Whelahan points out that there has been a vicious circle within the county. The starting point is failure to develop sufficient talent at underage level with a consequent fall-off in capability at the top level, followed by apathy amongst players.
“One influence is that we haven’t been competing as well as we should at underage inter-county through the development squads. That’s been feeding into the gap between ourselves and the top teams and maybe even the second-tier teams.
“It just has lingered there and over the passage of time, something I thought might never happen, was that some players failed to declare themselves for the county because they felt that they wouldn’t give the time. It happens not just in Offaly. Players say to themselves, ‘why am we going to give over eight months of our lives to get knocked out in the first round”.
Available again
Despite the withdrawal from the county panel of long-serving goalkeeper James Dempsey, Whelahan says the reaction to new Offaly manager Kevin Martin has been positive.

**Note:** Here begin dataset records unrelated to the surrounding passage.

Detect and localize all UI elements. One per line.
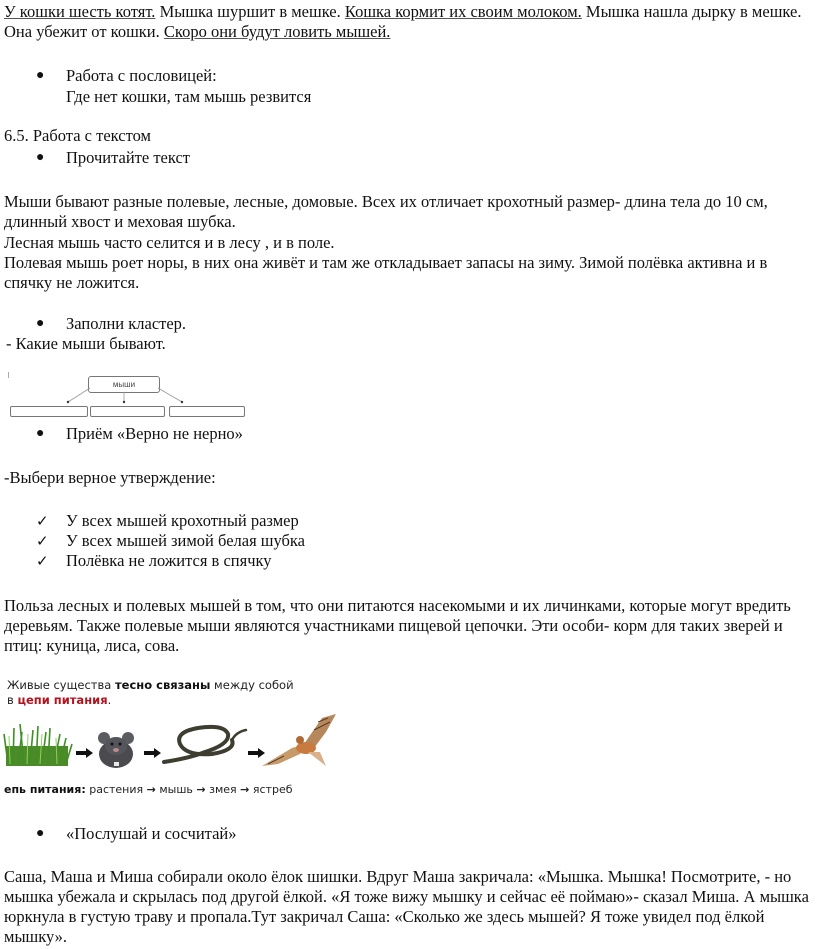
chain-step: мышь: [159, 783, 193, 796]
proverb-title: Работа с пословицей:: [66, 66, 217, 85]
listen-instruction: «Послушай и сосчитай»: [66, 824, 237, 843]
connector-right: [158, 388, 182, 402]
bullet-icon: ●: [36, 150, 45, 165]
true-false-prompt: -Выбери верное утверждение:: [4, 468, 216, 487]
arrow-icon: →: [146, 783, 156, 796]
heading-text: .: [107, 693, 112, 707]
reading-paragraph-2: Лесная мышь часто селится и в лесу , и в поле.: [4, 233, 335, 252]
mouse-image: [98, 732, 134, 768]
statement-item: У всех мышей крохотный размер: [66, 511, 299, 530]
bullet-icon: ●: [36, 426, 45, 441]
proverb-text: Где нет кошки, там мышь резвится: [66, 87, 312, 106]
food-chain-heading-line-1: [7, 678, 294, 692]
arrow-icon: [248, 748, 265, 758]
cluster-instruction: Заполни кластер.: [66, 314, 187, 333]
connector-left: [68, 388, 90, 402]
cluster-branch-box-1[interactable]: [10, 406, 88, 417]
heading-text: между собой: [210, 678, 294, 692]
heading-accent-text: цепи питания: [17, 693, 108, 707]
read-text-instruction: Прочитайте текст: [66, 148, 191, 167]
cluster-branch-box-3[interactable]: [169, 406, 245, 417]
bullet-icon: ●: [36, 826, 45, 841]
section-heading: 6.5. Работа с текстом: [4, 126, 151, 145]
check-icon: ✓: [36, 534, 49, 550]
bullet-icon: ●: [36, 316, 45, 331]
intro-sentence-2: Мышка шуршит в мешке.: [155, 2, 345, 21]
cluster-root-box: мыши: [88, 376, 160, 393]
heading-text: в: [7, 693, 18, 707]
cluster-diagram: [0, 368, 260, 420]
grass-image: [4, 724, 72, 766]
chain-step: растения: [89, 783, 144, 796]
caption-label: епь питания:: [4, 783, 86, 796]
intro-sentence-5: Скоро они будут ловить мышей.: [163, 22, 391, 41]
story-paragraph: Саша, Маша и Миша собирали около ёлок шишки. Вдруг Маша закричала: «Мышка. Мышка! Посмотрите, - но мышка убежала и скрылась под другой ёлкой. «Я тоже вижу мышку и сейчас её поймаю»- сказал Миша. А мышка юркнула в густую траву и пропала.Тут закричал Саша: «Сколько же здесь мышей? Я тоже увидел под ёлкой мышку».: [4, 867, 809, 946]
cluster-branch-box-2[interactable]: [90, 406, 165, 417]
arrow-icon: →: [196, 783, 206, 796]
arrow-icon: [144, 748, 161, 758]
arrow-head-middle: [123, 401, 125, 403]
intro-sentence-1: У кошки шесть котят.: [4, 2, 156, 21]
hawk-image: [262, 714, 336, 766]
cluster-question: - Какие мыши бывают.: [6, 334, 166, 353]
statement-item: У всех мышей зимой белая шубка: [66, 531, 306, 550]
intro-sentence-3: Кошка кормит их своим молоком.: [344, 2, 582, 21]
chain-step: змея: [209, 783, 237, 796]
benefit-paragraph: Польза лесных и полевых мышей в том, что они питаются насекомыми и их личинками, которые могут вредить деревьям. Также полевые мыши являются участниками пищевой цепочки. Эти особи- корм для таких зверей и птиц: куница, лиса, сова.: [4, 596, 791, 655]
heading-bold-text: тесно связаны: [115, 678, 211, 692]
true-false-title: Приём «Верно не нерно»: [66, 424, 243, 443]
chain-step: ястреб: [252, 783, 293, 796]
food-chain-image: [0, 672, 350, 807]
bullet-icon: ●: [36, 68, 45, 83]
check-icon: ✓: [36, 514, 49, 530]
intro-sentence-4: Мышка нашла дырку в мешке. Она убежит от кошки.: [4, 2, 802, 41]
arrow-icon: [76, 748, 93, 758]
food-chain-caption: [4, 783, 293, 796]
arrow-head-right: [181, 401, 183, 403]
food-chain-illustration: [0, 704, 350, 784]
reading-paragraph-3: Полевая мышь роет норы, в них она живёт и там же откладывает запасы на зиму. Зимой полёвка активна и в спячку не ложится.: [4, 253, 768, 292]
heading-text: Живые существа: [7, 678, 115, 692]
intro-paragraph: [4, 2, 812, 42]
arrow-icon: →: [240, 783, 250, 796]
check-icon: ✓: [36, 554, 49, 570]
snake-image: [164, 727, 246, 762]
arrow-head-left: [67, 401, 69, 403]
reading-paragraph-1: Мыши бывают разные полевые, лесные, домовые. Всех их отличает крохотный размер- длина тела до 10 см, длинный хвост и меховая шубка.: [4, 192, 768, 231]
statement-item: Полёвка не ложится в спячку: [66, 551, 272, 570]
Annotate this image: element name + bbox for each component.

“This year a lot of guys have committed for Offaly and guys who haven’t been involved for a couple of years have made themselves available again.”
Surprisingly for a side with their experience in the club championship – even up against the All-Ireland champions Cuala from Dublin – Kilcormac-Killoughey are 9/2 outsiders on Sunday. Their cause hasn't been helped by the failure of Cillian Kiely to challenge a suspension but Whelahan believes that they have a good chance.
“Without a shadow of doubt. Killian’s an awful loss to a club team but if he’s not there it can have a positive impact on a team – to make sure that he has another day out. Cuala are worthy All-Ireland champions and have been impressive in Leinster.
“They were frightening at times against Dicksboro [the Kilkenny champions. They break in twos and threes like a football team and KK are going to have to make sure that that middle section is blocked with enough bodies but if there’s things they have, it’s size and work rate to disrupt Cuala’s patterns.
“They’re also an experienced team and it would be felt here in Offaly that they were unlucky in 2013 not to win the All-Ireland with Dan Currams’s injury and the two dismissals and only losing by two points to St Thomas’s. They have the forwards up front to trouble Cuala.
“It would give Offaly hurling a lift coming into Christmas. We need something to give a ray of light into the county.”